Design principle: TTL is determined by data change frequency, not query frequency.

A weather API might only update once per hour, but the same crag’s weather being queried 50 times in 30 minutes is normal (multiple users asking simultaneously). Conversely, recommend has low query frequency, but because it depends on user_profile — which can update at any time — its TTL must be short.

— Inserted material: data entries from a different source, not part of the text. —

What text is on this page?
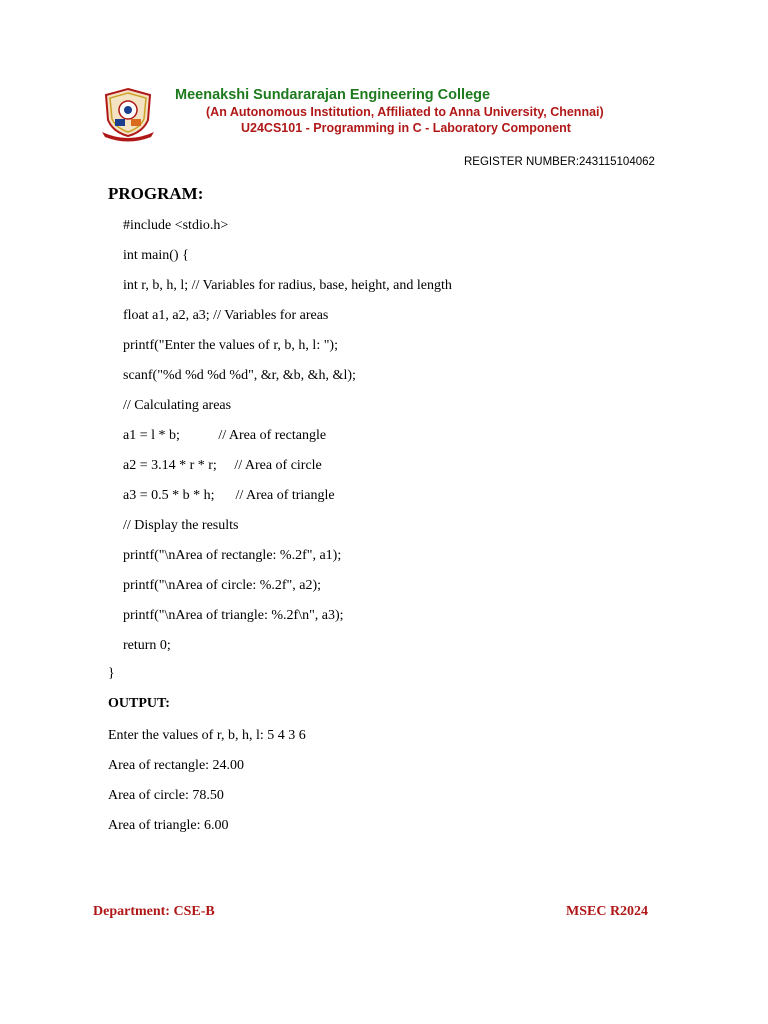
Meenakshi Sundararajan Engineering College
(An Autonomous Institution, Affiliated to Anna University, Chennai)
U24CS101 - Programming in C - Laboratory Component
REGISTER NUMBER:243115104062
PROGRAM:
#include <stdio.h>
int main() {
int r, b, h, l; // Variables for radius, base, height, and length
float a1, a2, a3; // Variables for areas
printf("Enter the values of r, b, h, l: ");
scanf("%d %d %d %d", &r, &b, &h, &l);
// Calculating areas
a1 = l * b;           // Area of rectangle
a2 = 3.14 * r * r;     // Area of circle
a3 = 0.5 * b * h;      // Area of triangle
// Display the results
printf("\nArea of rectangle: %.2f", a1);
printf("\nArea of circle: %.2f", a2);
printf("\nArea of triangle: %.2f\n", a3);
return 0;
}
OUTPUT:
Enter the values of r, b, h, l: 5 4 3 6
Area of rectangle: 24.00
Area of circle: 78.50
Area of triangle: 6.00
Department: CSE-B	MSEC R2024
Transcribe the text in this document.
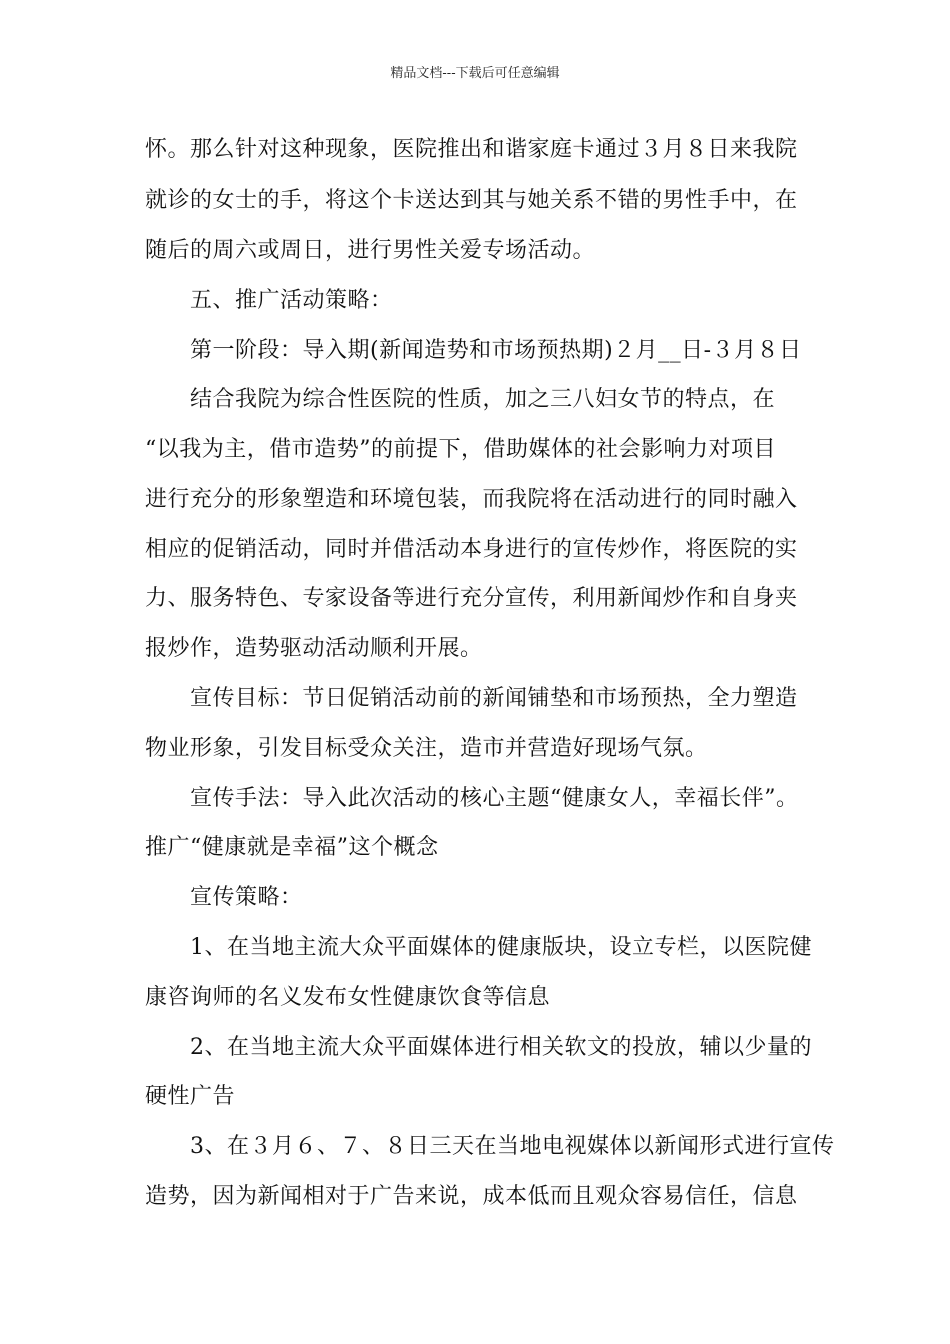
精品文档---下载后可任意编辑
怀。那么针对这种现象，医院推出和谐家庭卡通过３月８日来我院
就诊的女士的手，将这个卡送达到其与她关系不错的男性手中，在
随后的周六或周日，进行男性关爱专场活动。
五、推广活动策略：
第一阶段：导入期(新闻造势和市场预热期)２月__日-３月８日
结合我院为综合性医院的性质，加之三八妇女节的特点，在
“以我为主，借市造势”的前提下，借助媒体的社会影响力对项目
进行充分的形象塑造和环境包装，而我院将在活动进行的同时融入
相应的促销活动，同时并借活动本身进行的宣传炒作，将医院的实
力、服务特色、专家设备等进行充分宣传，利用新闻炒作和自身夹
报炒作，造势驱动活动顺利开展。
宣传目标：节日促销活动前的新闻铺垫和市场预热，全力塑造
物业形象，引发目标受众关注，造市并营造好现场气氛。
宣传手法：导入此次活动的核心主题“健康女人，幸福长伴”。
推广“健康就是幸福”这个概念
宣传策略：
1、在当地主流大众平面媒体的健康版块，设立专栏，以医院健
康咨询师的名义发布女性健康饮食等信息
2、在当地主流大众平面媒体进行相关软文的投放，辅以少量的
硬性广告
3、在３月６、７、８日三天在当地电视媒体以新闻形式进行宣传
造势，因为新闻相对于广告来说，成本低而且观众容易信任，信息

AgentCache Interface Design

The underlying storage uses Cloudflare KV (native TTL support), with a deliberately simple interface:

interface AgentCache {
  get<T>(namespace: string, key: string): Promise<T | null>
  set<T>(namespace: string, key: string, data: T, ttlSeconds: number): Promise<void>
  invalidate(namespace: string, key?: string): Promise<void>
}

namespace is the key design decision: it isolates different cache types, making monitoring and bulk invalidation straightforward.

Naming conventions:

  • embedding — text vector cache
  • tool:weather — weather tool execution results
  • tool:search_routes — search_routes tool execution results
  • entity:crag — crag static data

Injected into ToolContext, making it a one-liner inside tool implementations:

async execute(params, ctx) {
  const key = `${params.crag_id}:${params.date}`
  const cached = await ctx.cache.get('tool:weather', key)
  if (cached) return cached

  const result = await fetchWeatherAPI(params)
  await ctx.cache.set('tool:weather', key, result, 1800) // 30min
  return result
}

Reasons for choosing Cloudflare KV over in-memory cache:

  1. Workers are stateless. Each request may run in a different isolate — in-memory cache can’t be shared across requests
  2. KV natively supports expirationTtl. No need to manage expiration yourself; just set the seconds
  3. Global edge nodes. KV read latency is typically < 10ms, much faster than querying D1 or calling external APIs
  4. Already in use. NobodyClimb’s backend already has a KV binding

Don’t Cache Errors

An easily overlooked detail: failed tool execution results should not be written to cache.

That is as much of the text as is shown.